Challenging Atypical Findings in Two Patients Diagnosed as mut by Somatic Cell Complementation Analysis and Studied with a Novel NGS Panel
1. Department of Human Genetics, McGill University, Montreal, Quebec, Canada; 2. Department of Molecular and Human Genetics, Baylor College of Medicine, Houston, Texas, United States
Methylmalonyl-CoA mutase is an adenosylcobalamin-dependent enzyme that catalyzes the isomerization of L-methylmalonyl-CoA to succinyl-CoA. Patients with classical methylmalonic aciduria, denoted as the mut complementation class, are characterized by biallelic mutations in the MUT gene coding for methylmalonyl-CoA mutase. Presented here are two patients diagnosed as mut by somatic cell complementation analysis that have been studied using a novel next-generation sequencing panel developed at the Baylor College of Medicine comprising MUT and 23 other genes that have known associations with methylmalonic aciduria. This panel has an average coverage depth of 500-1000X and is capable of detecting protein coding and splicing mutations, in addition to intragenic deletions.

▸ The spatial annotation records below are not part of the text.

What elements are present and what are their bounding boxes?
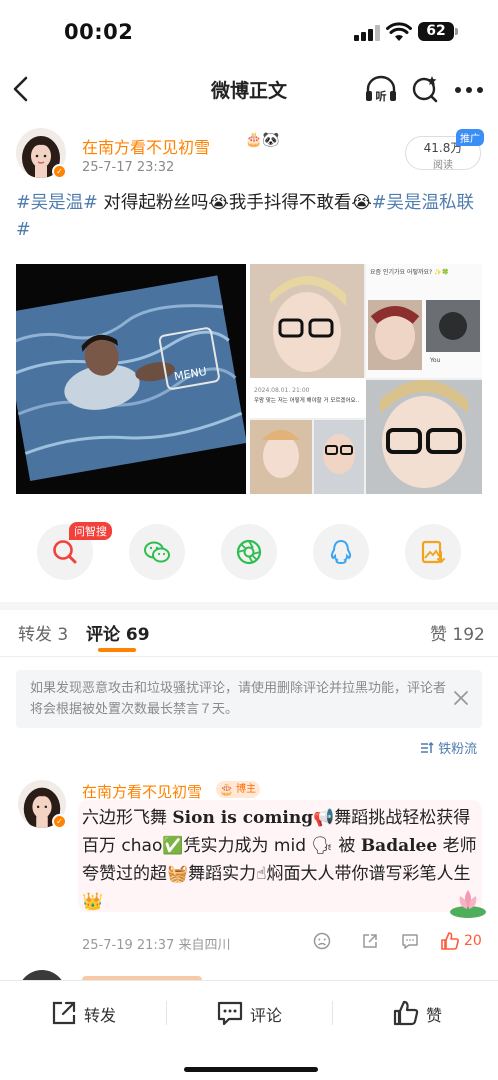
post-image-1[interactable]: MENU — [16, 264, 246, 494]
tab-like[interactable]: 赞 192 — [430, 620, 485, 645]
share-comment-icon[interactable] — [361, 932, 379, 950]
share-qq-button[interactable] — [313, 524, 369, 580]
battery-indicator: 62 — [418, 22, 454, 41]
tab-comment[interactable]: 评论 69 — [86, 620, 150, 645]
tab-comment-count: 69 — [125, 625, 150, 645]
tab-like-count: 192 — [452, 625, 485, 645]
ai-search-icon — [53, 540, 77, 564]
crown-icon: 🎂 — [219, 782, 234, 796]
comment-time: 25-7-19 21:37 — [82, 938, 175, 953]
share-wechat-button[interactable] — [129, 524, 185, 580]
sort-button[interactable]: 铁粉流 — [420, 738, 477, 757]
like-icon[interactable] — [440, 931, 460, 951]
ai-search-tag: 问智搜 — [69, 522, 112, 540]
read-label: 阅读 — [433, 160, 453, 171]
like-label: 赞 — [426, 1006, 443, 1025]
tab-repost-label: 转发 — [18, 625, 52, 645]
author-name[interactable]: 在南方看不见初雪 — [82, 134, 210, 158]
blogger-badge-label: 博主 — [236, 784, 256, 795]
comment-label: 评论 — [250, 1006, 283, 1025]
signal-icon — [354, 25, 380, 41]
repost-label: 转发 — [84, 1006, 117, 1025]
nav-bar: 微博正文 听 — [0, 64, 498, 114]
active-tab-indicator — [98, 648, 136, 652]
crying-emoji: 😭 — [208, 193, 229, 213]
verified-badge-icon: ✓ — [52, 814, 67, 829]
reply-icon[interactable] — [401, 932, 419, 950]
promo-tag: 推广 — [456, 129, 484, 146]
post-text-part: 对得起粉丝吗 — [97, 193, 209, 213]
like-icon — [393, 1000, 419, 1026]
bottom-separator — [332, 1001, 333, 1025]
comment-icon — [217, 1001, 243, 1026]
wifi-icon — [386, 22, 412, 41]
author-badges: 🎂🐼 — [245, 132, 280, 148]
blogger-badge: 🎂 博主 — [216, 781, 260, 798]
save-image-button[interactable] — [405, 524, 461, 580]
bottom-separator — [166, 1001, 167, 1025]
battery-tip — [455, 28, 458, 35]
share-moments-button[interactable] — [221, 524, 277, 580]
post-image-2[interactable]: 요즘 인기가요 어떻까요? ✨🍀 You 2024.08.01. 21:00 우… — [250, 264, 482, 494]
image-caption: 2024.08.01. 21:00 — [254, 387, 310, 394]
sort-label: 铁粉流 — [438, 742, 478, 757]
listen-icon-text: 听 — [376, 89, 387, 103]
topic-link[interactable]: #吴是温# — [16, 193, 98, 213]
image-caption: 요즘 인기가요 어떻까요? ✨🍀 — [370, 268, 449, 276]
more-icon[interactable] — [454, 86, 484, 94]
repost-icon — [52, 1001, 76, 1025]
wechat-icon — [144, 541, 170, 563]
sort-icon — [421, 741, 434, 753]
tab-divider — [0, 656, 498, 657]
tab-repost-count: 3 — [57, 625, 69, 645]
tab-repost[interactable]: 转发 3 — [18, 620, 68, 645]
post-time: 25-7-17 23:32 — [82, 160, 175, 175]
comment-button[interactable]: 评论 — [216, 999, 296, 1027]
verified-badge-icon: ✓ — [52, 164, 67, 179]
repost-button[interactable]: 转发 — [50, 999, 130, 1027]
dislike-icon[interactable] — [313, 932, 331, 950]
like-button[interactable]: 赞 — [392, 999, 462, 1027]
comment-text: 六边形飞舞 Sion is coming📢舞蹈挑战轻松获得百万 chao✅凭实力… — [82, 808, 477, 912]
lotus-icon — [450, 890, 486, 918]
tab-comment-label: 评论 — [86, 625, 120, 645]
image-caption: 우왕 맞는 저는 어떻게 해야할 거 모르겠어요.. — [254, 396, 359, 404]
comment-meta: 25-7-19 21:37 来自四川 — [82, 934, 231, 953]
comment-notice: 如果发现恶意攻击和垃圾骚扰评论，请使用删除评论并拉黑功能，评论者将会根据被处置次… — [16, 670, 482, 728]
save-image-icon — [421, 540, 445, 564]
refresh-icon[interactable] — [410, 74, 440, 104]
section-divider — [0, 602, 498, 610]
comment-like-count: 20 — [464, 933, 482, 949]
tab-like-label: 赞 — [430, 625, 447, 645]
notice-text: 如果发现恶意攻击和垃圾骚扰评论，请使用删除评论并拉黑功能，评论者将会根据被处置次… — [30, 681, 447, 717]
home-indicator — [184, 1067, 318, 1072]
post-text: #吴是温# 对得起粉丝吗😭我手抖得不敢看😭#吴是温私联# — [16, 190, 486, 244]
qq-icon — [330, 539, 352, 565]
moments-icon — [236, 539, 262, 565]
comment-location: 来自四川 — [178, 938, 231, 953]
crying-emoji: 😭 — [351, 193, 372, 213]
listen-icon[interactable]: 听 — [364, 74, 398, 104]
close-icon[interactable] — [452, 689, 470, 707]
post-text-part: 我手抖得不敢看 — [228, 193, 352, 213]
commenter-name[interactable]: 在南方看不见初雪 — [82, 781, 202, 802]
image-caption: You — [429, 357, 441, 364]
bottom-action-bar: 转发 评论 赞 — [0, 980, 498, 1080]
status-time: 00:02 — [64, 20, 134, 44]
status-bar: 00:02 62 — [0, 0, 498, 64]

In the first patient no mutations in MUT or any other gene on the NGS panel were detected. The second patient had heterozygous mutations in both the MUT (c.682C>T) and MCEE (c.428G>A) genes. MCEE codes for methylmalonyl-CoA epimerase, a protein responsible for catalyzing the conversion of D- to L-methylmalonyl-CoA. These findings were surprising considering that fibroblasts from both patients exhibited a clear inability to complement with mut fibroblasts, while complementing with cblA and cblB fibroblasts. Incorporation of label from [14C] propionate into TCA-precipitable cellular macromolecules is a measure of methylmalonyl-CoA mutase function and was considerably low for both patients at 0.4 and 0.6nmol/mg protein/18h (reference [mean ± SD]: 13.1 ± 4.1, n=217; mut patients: 0.9 ± 0.7 n=187).
Considering the high reliability of somatic cell complementation analysis in diagnosing inborn errors of cobalamin metabolism, it is suspected that regulatory or deep intronic mutations could be causative of the mut phenotype in some patients in whom no mutations are found on the NGS panel. Transfection of the wild-type MUT gene into cultured cells from these patients and sequence analysis of the entire genomic region of MUT will be used to look for this possibility. The patient with heterozygous mutations in MUT and MCEE presents a potential model of digenic inheritance, a phenomenon that has recently been suggested in a patient with cobalamin deficiency and heterozygous mutations in MTR and LMBRD1. Alternatively, the patient with no coding mutations in MUT might have mutations in unexpected genes controlling the regulation, modification, or localization of MUT as has recently been shown for HCFC1 and MMACHC.